Anavatana geri dönüş Kuzey Kafkas halklarının geleceği açısından
ne derece önemlidir?
Ş’EJOQUE Zafer: Soykırım ve sürgün sonrası Çerkeslerin iskan
biçimi; başka belgeye bile gerek bırakmadan Osmanlı
İmparatorluğu’nun bu sürgünde dolaylı yoldan da olsa payı olduğu
gerçeğini gözler önüne seriyor. Arşivlerin yavaş yavaş açılmasıyla
bu durumun yakın zamanda daha da net olarak belgeleneceğini
düşünüyorum. Osmanlı, kendi emniyetini sağlamak adına setler
çekerken, Kuzey Kafkasyalıların asimilasyonunu da hedeflemişti.
Fakat Osmanlı'nın buna ömrü yetmedi. Türkiye Cumhuriyeti
kurulduktan sonra kesin çözüm (!) bulunarak hepimiz “ne mutlu…”
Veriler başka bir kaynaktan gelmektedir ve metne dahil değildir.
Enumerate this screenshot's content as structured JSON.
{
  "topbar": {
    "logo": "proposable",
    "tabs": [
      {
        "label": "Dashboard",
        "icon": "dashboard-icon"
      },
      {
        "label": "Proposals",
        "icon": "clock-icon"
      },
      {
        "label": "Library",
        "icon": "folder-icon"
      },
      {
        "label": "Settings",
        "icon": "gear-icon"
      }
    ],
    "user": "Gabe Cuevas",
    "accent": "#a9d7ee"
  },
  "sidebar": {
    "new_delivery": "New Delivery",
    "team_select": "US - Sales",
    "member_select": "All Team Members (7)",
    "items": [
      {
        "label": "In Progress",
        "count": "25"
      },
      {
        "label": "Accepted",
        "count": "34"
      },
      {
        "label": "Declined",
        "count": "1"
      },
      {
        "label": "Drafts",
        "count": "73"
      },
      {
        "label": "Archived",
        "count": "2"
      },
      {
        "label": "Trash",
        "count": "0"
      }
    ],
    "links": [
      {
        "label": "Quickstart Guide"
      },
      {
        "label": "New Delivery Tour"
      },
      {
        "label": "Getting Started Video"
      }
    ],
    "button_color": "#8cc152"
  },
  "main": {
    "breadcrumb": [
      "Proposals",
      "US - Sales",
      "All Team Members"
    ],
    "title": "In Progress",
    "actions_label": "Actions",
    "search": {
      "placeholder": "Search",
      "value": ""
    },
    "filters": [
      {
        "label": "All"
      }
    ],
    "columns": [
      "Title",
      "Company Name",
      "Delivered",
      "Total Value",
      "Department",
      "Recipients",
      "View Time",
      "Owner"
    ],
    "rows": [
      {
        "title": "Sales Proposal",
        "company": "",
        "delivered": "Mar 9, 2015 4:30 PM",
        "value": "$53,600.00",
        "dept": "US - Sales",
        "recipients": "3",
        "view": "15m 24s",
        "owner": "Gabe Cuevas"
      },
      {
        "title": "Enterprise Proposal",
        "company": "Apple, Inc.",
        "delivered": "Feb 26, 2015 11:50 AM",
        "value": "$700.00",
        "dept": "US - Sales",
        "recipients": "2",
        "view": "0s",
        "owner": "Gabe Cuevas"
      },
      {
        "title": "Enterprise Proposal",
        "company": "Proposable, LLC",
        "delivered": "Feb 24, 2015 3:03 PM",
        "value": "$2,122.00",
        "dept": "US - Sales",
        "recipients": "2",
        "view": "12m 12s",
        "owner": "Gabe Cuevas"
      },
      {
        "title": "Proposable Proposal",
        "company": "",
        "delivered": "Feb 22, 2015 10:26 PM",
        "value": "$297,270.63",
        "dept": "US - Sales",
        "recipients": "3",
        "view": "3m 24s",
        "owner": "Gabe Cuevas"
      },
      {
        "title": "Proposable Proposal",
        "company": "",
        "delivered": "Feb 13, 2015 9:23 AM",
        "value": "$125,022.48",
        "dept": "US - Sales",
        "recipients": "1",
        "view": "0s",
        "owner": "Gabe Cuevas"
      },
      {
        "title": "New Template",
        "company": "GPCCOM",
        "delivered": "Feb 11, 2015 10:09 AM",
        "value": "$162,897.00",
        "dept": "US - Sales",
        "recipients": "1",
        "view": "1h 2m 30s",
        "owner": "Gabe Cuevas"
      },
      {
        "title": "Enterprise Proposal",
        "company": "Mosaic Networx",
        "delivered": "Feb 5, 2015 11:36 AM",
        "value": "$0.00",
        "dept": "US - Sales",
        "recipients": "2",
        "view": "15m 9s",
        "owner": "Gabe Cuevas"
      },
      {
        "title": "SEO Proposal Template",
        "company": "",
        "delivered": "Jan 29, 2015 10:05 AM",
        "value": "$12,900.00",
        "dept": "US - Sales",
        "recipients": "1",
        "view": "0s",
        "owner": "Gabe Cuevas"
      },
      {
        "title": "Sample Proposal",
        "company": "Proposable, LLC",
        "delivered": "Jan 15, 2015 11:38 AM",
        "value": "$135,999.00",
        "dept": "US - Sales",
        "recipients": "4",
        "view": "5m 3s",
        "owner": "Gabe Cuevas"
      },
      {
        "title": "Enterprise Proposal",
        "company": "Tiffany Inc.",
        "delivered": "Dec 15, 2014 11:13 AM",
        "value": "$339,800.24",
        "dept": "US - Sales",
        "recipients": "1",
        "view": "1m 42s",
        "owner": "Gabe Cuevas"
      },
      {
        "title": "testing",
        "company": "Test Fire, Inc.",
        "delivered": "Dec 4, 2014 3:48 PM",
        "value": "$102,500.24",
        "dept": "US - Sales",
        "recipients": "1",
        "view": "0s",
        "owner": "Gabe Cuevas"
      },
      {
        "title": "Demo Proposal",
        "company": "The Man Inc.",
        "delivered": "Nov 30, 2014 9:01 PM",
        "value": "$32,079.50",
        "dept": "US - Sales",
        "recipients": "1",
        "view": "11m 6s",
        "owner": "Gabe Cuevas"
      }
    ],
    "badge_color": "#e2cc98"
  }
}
olduk. Kuzey Kafkasyalıların konservatife bir kültür yaşamaları,
nüfusun köylere yerleştirilmiş olmasıyla mümkün olmuş ve
kendileri, kültürel gelişimlerini sağlayamamış olmalarına rağmen
mevcudu koruyabilmişlerdir. Bu halklar için dönüş elzemdir. Dönüş,
yeniden var olmanın başlangıç noktasıdır. Dünyanın nasıl bir süreç
yaşayacağını önceden bilmek çok olası değil fakat, süreç, bizim
gibi küçük ve en önemlisi de haksızlığa uğramış masum halklara da
bir takım fırsatlar verecektir. Önemli olan, o fırsatlar
çıktığında kullanabilmek için donanımlı olmaktır. Bu da anavatanda
nüfusla olur. Ulusal-kültürel değerleri koruyup geliştirmek için
elinde argümanlara sahip olmakla olur. Bunun en önemlilerinden
biri de elbette anadilini koruyabilmektir. Adige atasözü, dilsiz
halk ölü halkdır, der (Bzenşer, psenşeşş).
Dönüşün, diasporada yok olmakla karşı karşıya gelmiş kitlelerin
yanı sıra, anavatanda, sayıları az olan Çerkes nüfus için de
elzemdir. Zira, orada da uygulanan politikalar ve doğal
asimilasyon süreci, az nüfusu tehdit eder durumdadır.
XOPURI Lazi:
Adigece
hakkında bizi bilgilendirir misiniz? Diğer Kafkas dilleriyle
akrabalık derecesi nedir?
Ş’EJOQUE Zafer: Kafkas dillerine ilişkin, söylenebilecek en
önemli bilginin, Kafkasya’nın otokton halklarının, dillerinin de
kendine özgü olduğu, var kabul edilen dil gruplarının hiç birine
tabii olmadıkları ve Kafkas dil grubunu oluşturuyor olmalarıdır.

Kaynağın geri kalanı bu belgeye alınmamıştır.